Dua Jalan Menuju Keadaan yang Berubah
Studi ini berfokus pada dua teknik meditasi inti: Samatha – perhatian berkelanjutan yang terfokus pada satu titik, seperti napas, untuk mencapai ketenangan dan konsentrasi yang mendalam – dan Vipassana – pengamatan pikiran dan sensasi yang seimbang untuk menumbuhkan kejernihan mental. Menurut Profesor Karim Jerbi, salah satu penulis penelitian ini, “Dengan Samatha, Anda mempersempit fokus Anda; dengan Vipassana, Anda memperluasnya.” Namun kedua teknik tersebut secara aktif menggunakan mekanisme atensi.
Otak di Tepi Kekacauan
Tim peneliti mengukur osilasi saraf, kompleksitas sinyal, dan konsep yang disebut “kritis” – yang dipinjam dari fisika untuk menggambarkan sistem yang beroperasi antara keteraturan dan kekacauan. Otak dalam “keadaan kritis” ini fleksibel dan mudah beradaptasi secara optimal, tidak seperti otak yang kaku atau kacau. Jerbi menjelaskan: “Fleksibilitas yang terlalu sedikit menyebabkan adaptasi yang buruk, sementara terlalu banyak kekacauan dapat menyebabkan kegagalan fungsi… Titik kritisnya menyeimbangkan stabilitas dengan kemampuan beradaptasi.”
Kompleksitas Dinamis, Bukan Ketenangan Statis
Pemindaian MEG menunjukkan bahwa meditasi Samatha dan Vipassana meningkatkan kompleksitas sinyal otak dibandingkan dengan kondisi istirahat.
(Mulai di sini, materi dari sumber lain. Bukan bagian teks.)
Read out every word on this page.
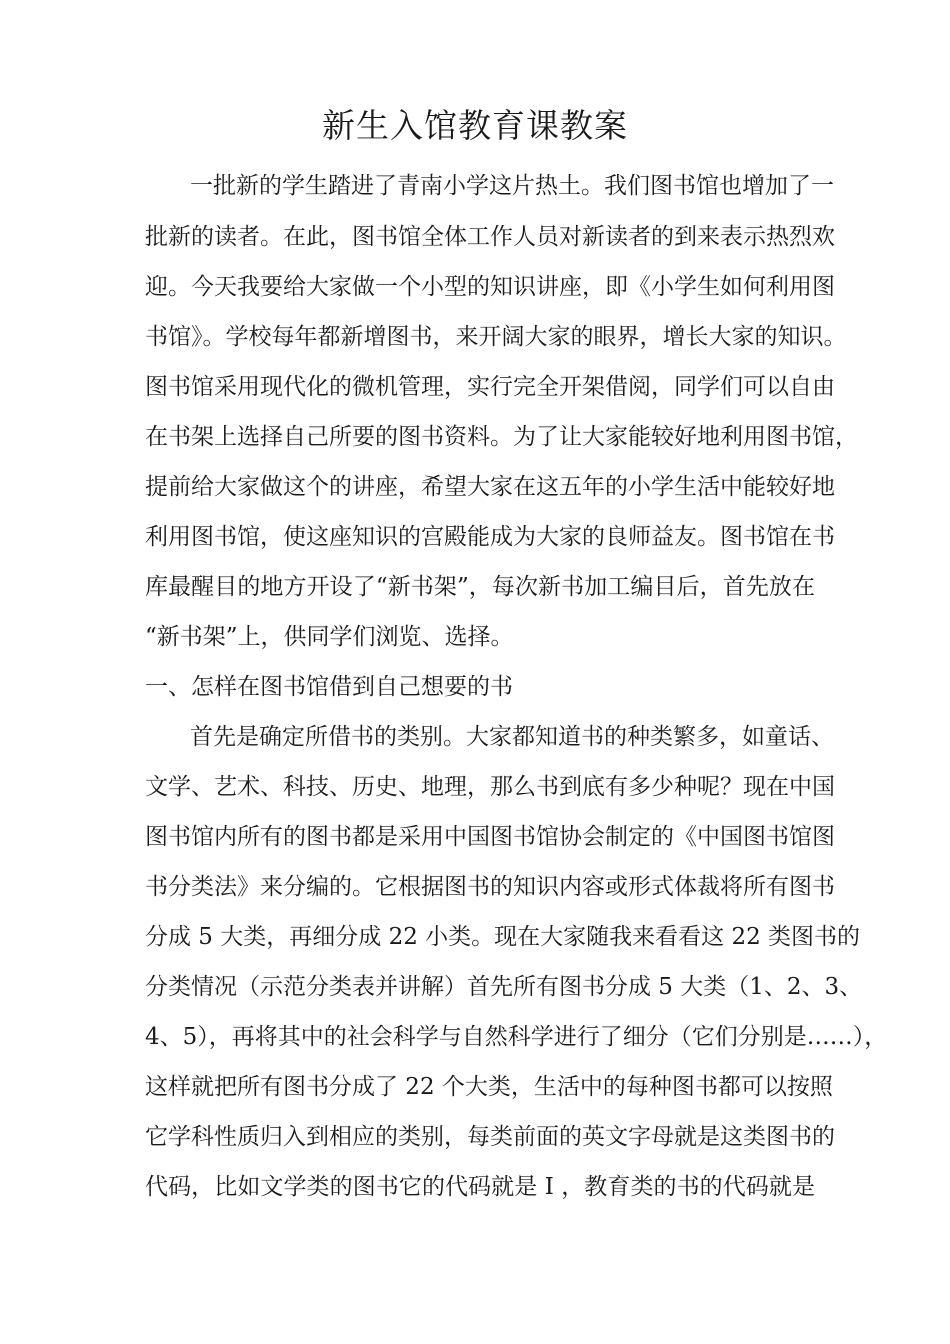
新生入馆教育课教案
一批新的学生踏进了青南小学这片热土。我们图书馆也增加了一
批新的读者。在此，图书馆全体工作人员对新读者的到来表示热烈欢
迎。今天我要给大家做一个小型的知识讲座，即《小学生如何利用图
书馆》。学校每年都新增图书，来开阔大家的眼界，增长大家的知识。
图书馆采用现代化的微机管理，实行完全开架借阅，同学们可以自由
在书架上选择自己所要的图书资料。为了让大家能较好地利用图书馆，
提前给大家做这个的讲座，希望大家在这五年的小学生活中能较好地
利用图书馆，使这座知识的宫殿能成为大家的良师益友。图书馆在书
库最醒目的地方开设了“新书架”，每次新书加工编目后，首先放在
“新书架”上，供同学们浏览、选择。
一、怎样在图书馆借到自己想要的书
首先是确定所借书的类别。大家都知道书的种类繁多，如童话、
文学、艺术、科技、历史、地理，那么书到底有多少种呢？现在中国
图书馆内所有的图书都是采用中国图书馆协会制定的《中国图书馆图
书分类法》来分编的。它根据图书的知识内容或形式体裁将所有图书
分成 5 大类，再细分成 22 小类。现在大家随我来看看这 22 类图书的
分类情况（示范分类表并讲解）首先所有图书分成 5 大类（1、2、3、
4、5），再将其中的社会科学与自然科学进行了细分（它们分别是……），
这样就把所有图书分成了 22 个大类，生活中的每种图书都可以按照
它学科性质归入到相应的类别，每类前面的英文字母就是这类图书的
代码，比如文学类的图书它的代码就是 I ，教育类的书的代码就是
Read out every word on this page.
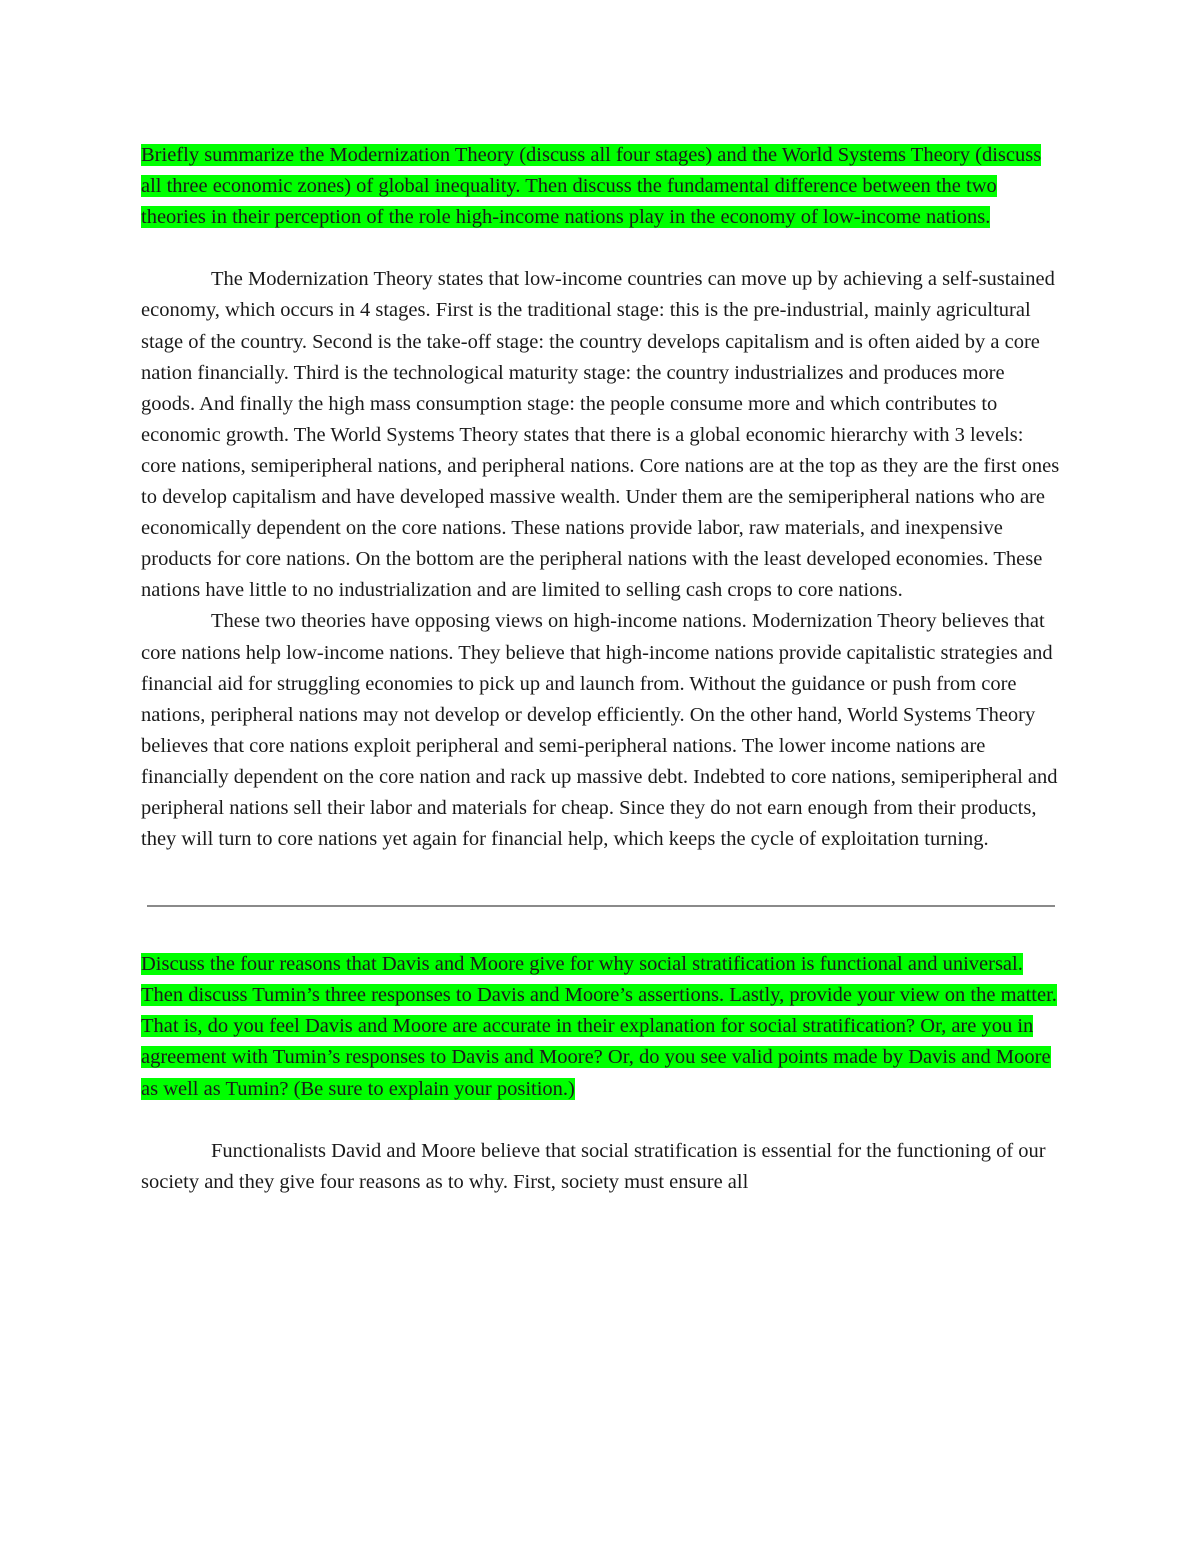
Briefly summarize the Modernization Theory (discuss all four stages) and the World Systems Theory (discuss all three economic zones) of global inequality. Then discuss the fundamental difference between the two theories in their perception of the role high-income nations play in the economy of low-income nations.

The Modernization Theory states that low-income countries can move up by achieving a self-sustained economy, which occurs in 4 stages. First is the traditional stage: this is the pre-industrial, mainly agricultural stage of the country. Second is the take-off stage: the country develops capitalism and is often aided by a core nation financially. Third is the technological maturity stage: the country industrializes and produces more goods. And finally the high mass consumption stage: the people consume more and which contributes to economic growth. The World Systems Theory states that there is a global economic hierarchy with 3 levels: core nations, semiperipheral nations, and peripheral nations. Core nations are at the top as they are the first ones to develop capitalism and have developed massive wealth. Under them are the semiperipheral nations who are economically dependent on the core nations. These nations provide labor, raw materials, and inexpensive products for core nations. On the bottom are the peripheral nations with the least developed economies. These nations have little to no industrialization and are limited to selling cash crops to core nations.

These two theories have opposing views on high-income nations. Modernization Theory believes that core nations help low-income nations. They believe that high-income nations provide capitalistic strategies and financial aid for struggling economies to pick up and launch from. Without the guidance or push from core nations, peripheral nations may not develop or develop efficiently. On the other hand, World Systems Theory believes that core nations exploit peripheral and semi-peripheral nations. The lower income nations are financially dependent on the core nation and rack up massive debt. Indebted to core nations, semiperipheral and peripheral nations sell their labor and materials for cheap. Since they do not earn enough from their products, they will turn to core nations yet again for financial help, which keeps the cycle of exploitation turning.

Discuss the four reasons that Davis and Moore give for why social stratification is functional and universal. Then discuss Tumin’s three responses to Davis and Moore’s assertions. Lastly, provide your view on the matter. That is, do you feel Davis and Moore are accurate in their explanation for social stratification? Or, are you in agreement with Tumin’s responses to Davis and Moore? Or, do you see valid points made by Davis and Moore as well as Tumin? (Be sure to explain your position.)

Functionalists David and Moore believe that social stratification is essential for the functioning of our society and they give four reasons as to why. First, society must ensure all
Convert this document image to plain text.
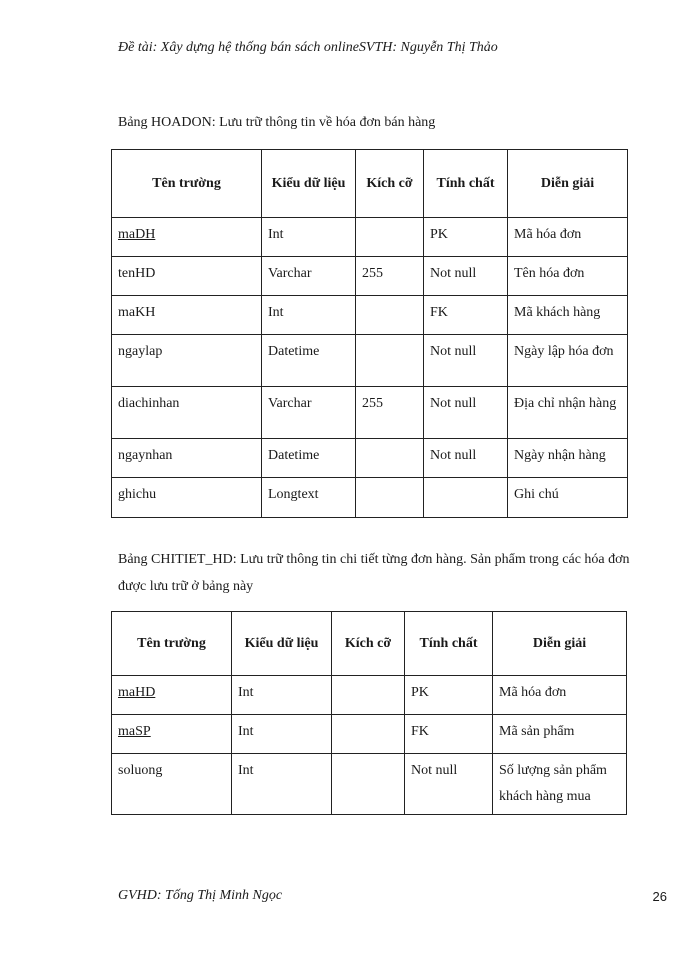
Đề tài: Xây dựng hệ thống bán sách onlineSVTH: Nguyễn Thị Thảo
Bảng HOADON: Lưu trữ thông tin về hóa đơn bán hàng
Tên trường	Kiểu dữ liệu	Kích cỡ	Tính chất	Diễn giải
maDH	Int		PK	Mã hóa đơn
tenHD	Varchar	255	Not null	Tên hóa đơn
maKH	Int		FK	Mã khách hàng
ngaylap	Datetime		Not null	Ngày lập hóa đơn
diachinhan	Varchar	255	Not null	Địa chỉ nhận hàng
ngaynhan	Datetime		Not null	Ngày nhận hàng
ghichu	Longtext			Ghi chú
Bảng CHITIET_HD: Lưu trữ thông tin chi tiết từng đơn hàng. Sản phẩm trong các hóa đơn được lưu trữ ở bảng này
Tên trường	Kiểu dữ liệu	Kích cỡ	Tính chất	Diễn giải
maHD	Int		PK	Mã hóa đơn
maSP	Int		FK	Mã sản phẩm
soluong	Int		Not null	Số lượng sản phẩm khách hàng mua
GVHD: Tống Thị Minh Ngọc	26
Ini berarti otak tidak hanya berhenti bekerja tetapi memasuki kondisi yang sangat aktif dan kaya informasi. Menariknya, penelitian ini menemukan bahwa meskipun kedua teknik tersebut meningkatkan kompleksitas otak, namun keduanya melakukannya secara berbeda. Vipassana mendekatkan otak pada keseimbangan optimal antara stabilitas dan fleksibilitas, sementara Samatha menciptakan keadaan yang lebih fokus dan stabil.
Mengapa Ini Penting
Temuan ini menantang kesalahpahaman umum tentang meditasi dan memberikan bukti nyata mengenai efek neurologisnya. Otak yang beroperasi mendekati titik kritisnya lebih siap untuk beralih tugas, belajar secara efisien, dan merespons situasi baru. Penelitian ini memberikan dasar ilmiah mengenai manfaat kognitif yang telah lama dikaitkan dengan meditasi, menunjukkan bahwa latihan yang konsisten dapat membentuk kembali fungsi otak untuk meningkatkan kinerja dan ketahanan.
Pada akhirnya, penelitian ini menggarisbawahi bahwa meditasi bukanlah relaksasi pasif, melainkan proses aktif penataan ulang saraf, yang mengarah ke otak yang lebih dinamis dan responsif.